Apps can expose their media content and browse media from other apps, then request playback. Content is exposed through a queryable interface and does not need to reside on the device.
Apps have finer-grain control over text-to-speech synthesis through voice profiles that are associated with specific locales, quality and latency rating. New APIs also improve support for synthesis error checking, network synthesis, language discovery, and network fallback.
Android now includes support for standard USB audio peripherals, allowing users to connect USB headsets, speakers, microphones, or other high performance digital peripherals. Android 5.0 also adds support for Opus audio codecs.

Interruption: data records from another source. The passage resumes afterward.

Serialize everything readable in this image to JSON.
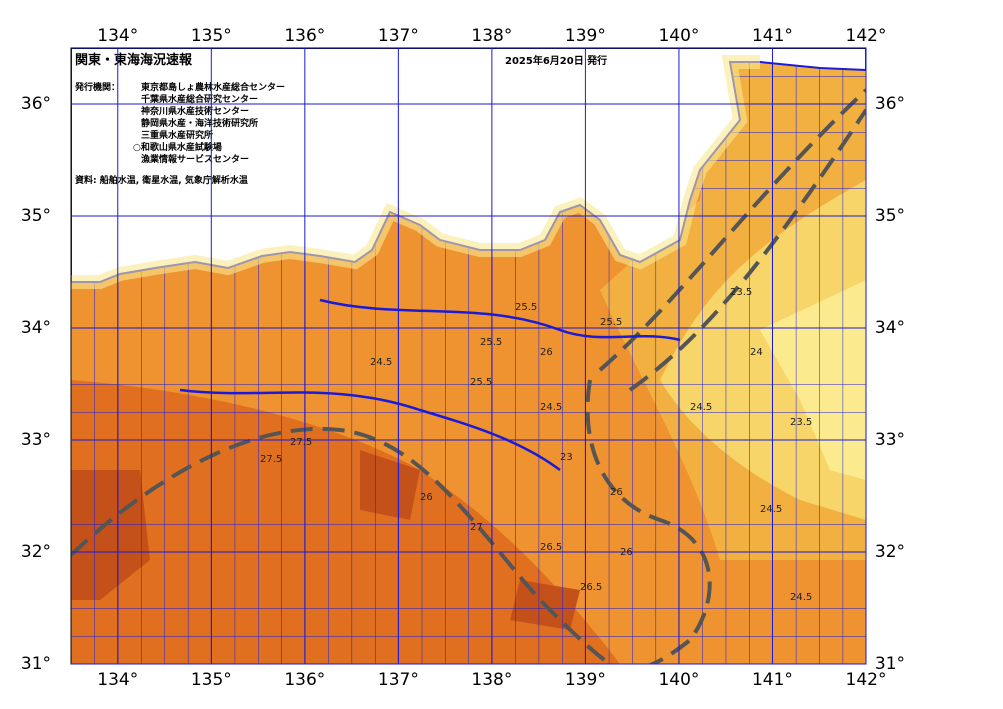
{
  "header": {
    "title": "関東・東海海況速報",
    "date": "2025年6月20日 発行"
  },
  "agencies": {
    "heading": "発行機関：",
    "items": [
      "東京都島しょ農林水産総合センター",
      "千葉県水産総合研究センター",
      "神奈川県水産技術センター",
      "静岡県水産・海洋技術研究所",
      "三重県水産研究所",
      "○和歌山県水産試験場",
      "漁業情報サービスセンター"
    ]
  },
  "source": "資料: 船舶水温, 衛星水温, 気象庁解析水温",
  "map": {
    "xlim": [
      133.5,
      142
    ],
    "ylim": [
      31,
      36.5
    ],
    "xticks": [
      {
        "value": 134,
        "label": "134°"
      },
      {
        "value": 135,
        "label": "135°"
      },
      {
        "value": 136,
        "label": "136°"
      },
      {
        "value": 137,
        "label": "137°"
      },
      {
        "value": 138,
        "label": "138°"
      },
      {
        "value": 139,
        "label": "139°"
      },
      {
        "value": 140,
        "label": "140°"
      },
      {
        "value": 141,
        "label": "141°"
      },
      {
        "value": 142,
        "label": "142°"
      }
    ],
    "yticks": [
      {
        "value": 31,
        "label": "31°"
      },
      {
        "value": 32,
        "label": "32°"
      },
      {
        "value": 33,
        "label": "33°"
      },
      {
        "value": 34,
        "label": "34°"
      },
      {
        "value": 35,
        "label": "35°"
      },
      {
        "value": 36,
        "label": "36°"
      }
    ]
  },
  "contour_labels": [
    25.5,
    26,
    25.5,
    24.5,
    25.5,
    24.5,
    27.5,
    27.5,
    26,
    26.5,
    26,
    27,
    26.5,
    26,
    24.5,
    23.5,
    24,
    23.5,
    24.5,
    24.5,
    23,
    25.5
  ]
}
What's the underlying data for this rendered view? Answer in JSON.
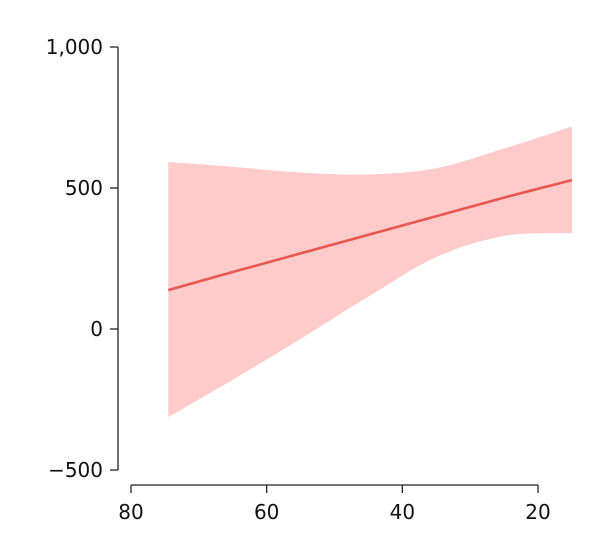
{
  "chart_data": {
    "type": "line",
    "x_reversed": true,
    "xlim": [
      80,
      20
    ],
    "ylim": [
      -500,
      1000
    ],
    "x_ticks": [
      80,
      60,
      40,
      20
    ],
    "x_tick_labels": [
      "80",
      "60",
      "40",
      "20"
    ],
    "y_ticks": [
      -500,
      0,
      500,
      1000
    ],
    "y_tick_labels": [
      "−500",
      "0",
      "500",
      "1,000"
    ],
    "grid": false,
    "series": [
      {
        "color": "#e8574e",
        "band_color": "#ffcaca",
        "x": [
          74.5,
          65,
          55,
          45,
          35,
          25,
          15
        ],
        "y": [
          138,
          202,
          268,
          334,
          400,
          466,
          528
        ],
        "band_upper": [
          592,
          575,
          555,
          548,
          570,
          640,
          718
        ],
        "band_lower": [
          -312,
          -180,
          -35,
          115,
          255,
          330,
          340
        ]
      }
    ]
  }
}
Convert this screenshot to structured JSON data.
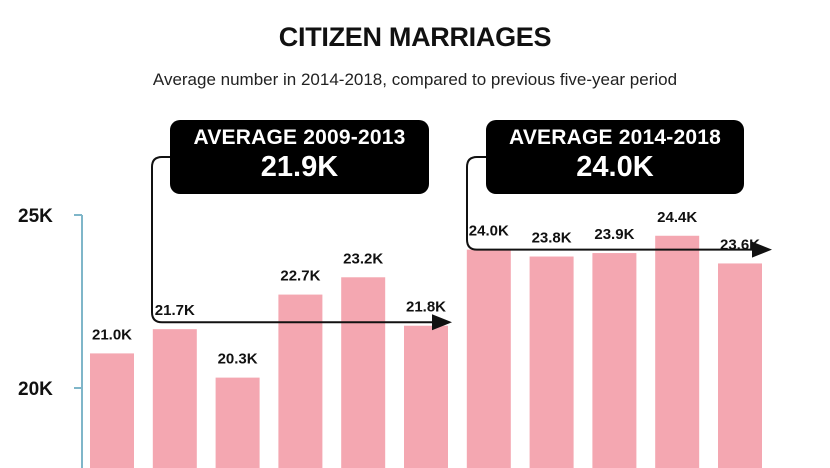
{
  "chart_data": {
    "type": "bar",
    "title": "CITIZEN MARRIAGES",
    "subtitle": "Average number in 2014-2018, compared to previous five-year period",
    "values": [
      21.0,
      21.7,
      20.3,
      22.7,
      23.2,
      21.8,
      24.0,
      23.8,
      23.9,
      24.4,
      23.6
    ],
    "value_labels": [
      "21.0K",
      "21.7K",
      "20.3K",
      "22.7K",
      "23.2K",
      "21.8K",
      "24.0K",
      "23.8K",
      "23.9K",
      "24.4K",
      "23.6K"
    ],
    "y_ticks": [
      {
        "value": 25,
        "label": "25K"
      },
      {
        "value": 20,
        "label": "20K"
      }
    ],
    "unit": "K",
    "bar_color": "#f4a7b1",
    "axis_color": "#7fb6c9",
    "grid": false,
    "averages": [
      {
        "label": "AVERAGE 2009-2013",
        "value_label": "21.9K",
        "value": 21.9,
        "first_bar": 0,
        "last_bar": 5
      },
      {
        "label": "AVERAGE 2014-2018",
        "value_label": "24.0K",
        "value": 24.0,
        "first_bar": 6,
        "last_bar": 10
      }
    ]
  }
}
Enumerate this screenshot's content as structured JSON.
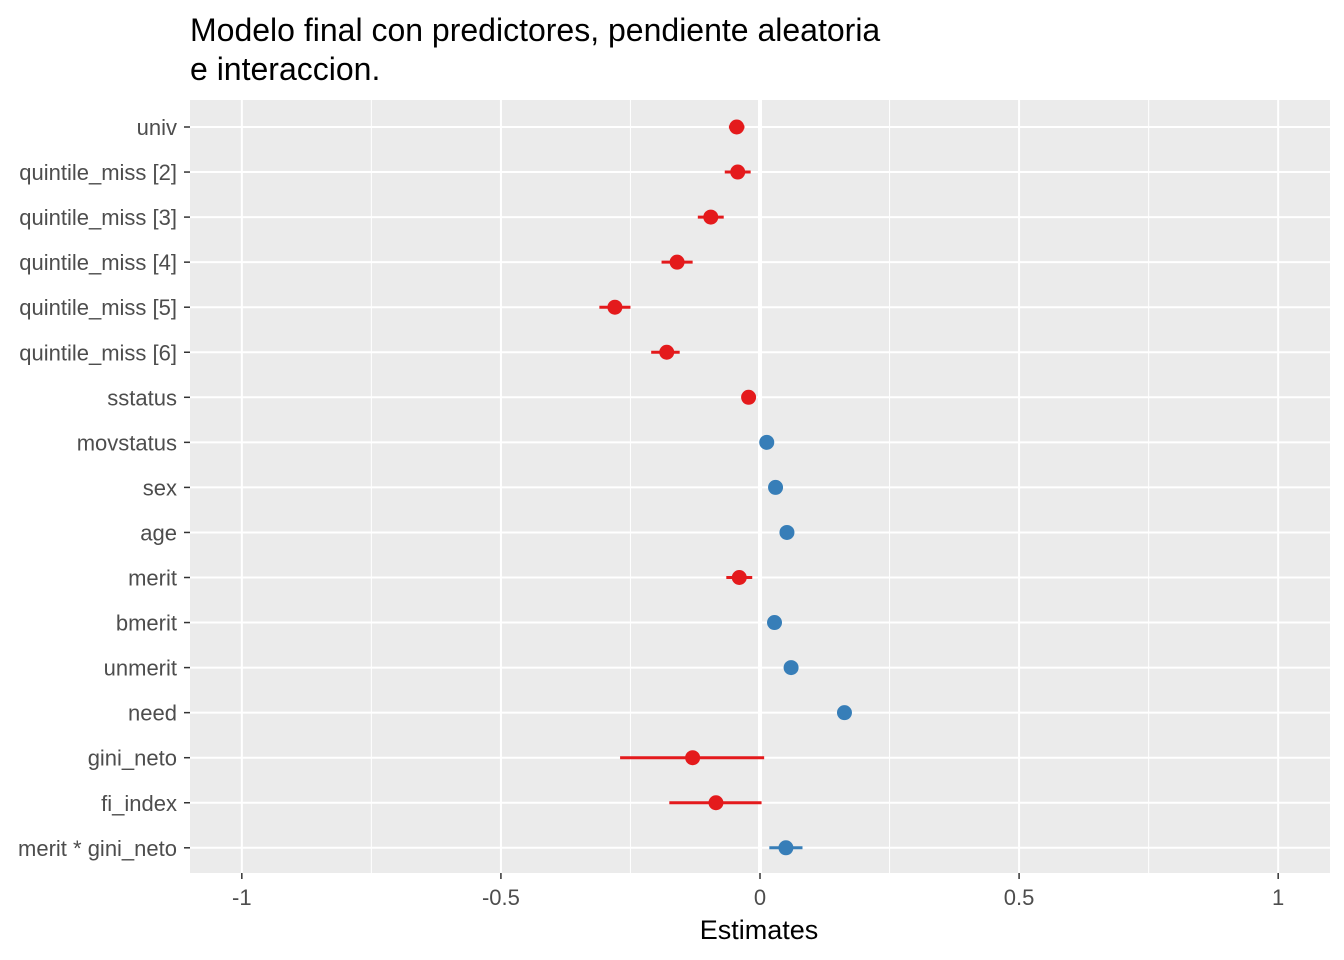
{
  "chart_data": {
    "type": "scatter",
    "title": [
      "Modelo final con predictores, pendiente aleatoria",
      "e interaccion."
    ],
    "xlabel": "Estimates",
    "ylabel": "",
    "xlim": [
      -1.1,
      1.1
    ],
    "x_ticks": [
      -1,
      -0.5,
      0,
      0.5,
      1
    ],
    "x_tick_labels": [
      "-1",
      "-0.5",
      "0",
      "0.5",
      "1"
    ],
    "grid": true,
    "legend": "none",
    "colors": {
      "negative": "#e41a1c",
      "positive": "#377eb8",
      "panel": "#ebebeb",
      "grid": "#ffffff",
      "zero_line": "#ffffff"
    },
    "terms": [
      {
        "label": "univ",
        "estimate": -0.045,
        "ci": [
          -0.06,
          -0.03
        ]
      },
      {
        "label": "quintile_miss [2]",
        "estimate": -0.043,
        "ci": [
          -0.068,
          -0.018
        ]
      },
      {
        "label": "quintile_miss [3]",
        "estimate": -0.095,
        "ci": [
          -0.12,
          -0.07
        ]
      },
      {
        "label": "quintile_miss [4]",
        "estimate": -0.16,
        "ci": [
          -0.19,
          -0.13
        ]
      },
      {
        "label": "quintile_miss [5]",
        "estimate": -0.28,
        "ci": [
          -0.31,
          -0.25
        ]
      },
      {
        "label": "quintile_miss [6]",
        "estimate": -0.18,
        "ci": [
          -0.21,
          -0.155
        ]
      },
      {
        "label": "sstatus",
        "estimate": -0.022,
        "ci": [
          -0.035,
          -0.01
        ]
      },
      {
        "label": "movstatus",
        "estimate": 0.013,
        "ci": [
          0.003,
          0.023
        ]
      },
      {
        "label": "sex",
        "estimate": 0.03,
        "ci": [
          0.02,
          0.04
        ]
      },
      {
        "label": "age",
        "estimate": 0.052,
        "ci": [
          0.042,
          0.062
        ]
      },
      {
        "label": "merit",
        "estimate": -0.04,
        "ci": [
          -0.065,
          -0.015
        ]
      },
      {
        "label": "bmerit",
        "estimate": 0.028,
        "ci": [
          0.018,
          0.038
        ]
      },
      {
        "label": "unmerit",
        "estimate": 0.06,
        "ci": [
          0.05,
          0.07
        ]
      },
      {
        "label": "need",
        "estimate": 0.163,
        "ci": [
          0.153,
          0.173
        ]
      },
      {
        "label": "gini_neto",
        "estimate": -0.13,
        "ci": [
          -0.27,
          0.008
        ]
      },
      {
        "label": "fi_index",
        "estimate": -0.085,
        "ci": [
          -0.175,
          0.003
        ]
      },
      {
        "label": "merit * gini_neto",
        "estimate": 0.05,
        "ci": [
          0.018,
          0.082
        ]
      }
    ]
  }
}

New MediaSession APIs for controlling media playback now make it easier to provide consistent media controls across screens and other controllers.
Android in the workplace
To enable bring-your-own-device for enterprise environments, a new managed provisioning process creates a secure work profile on the device. In the launcher, apps are shown with a Work badge to indicate that the app and its data are administered inside of the work profile by an IT administrator.
Notifications for both the personal and work profile are visible in a unified view. The data for each profile is always kept separate and secure from each other, including when the same app is used by both profiles.
For company-owned devices, IT administrators can start with a new device and configure it with a device owner. Employers can issue these devices with a device owner app already installed that can configure global device settings.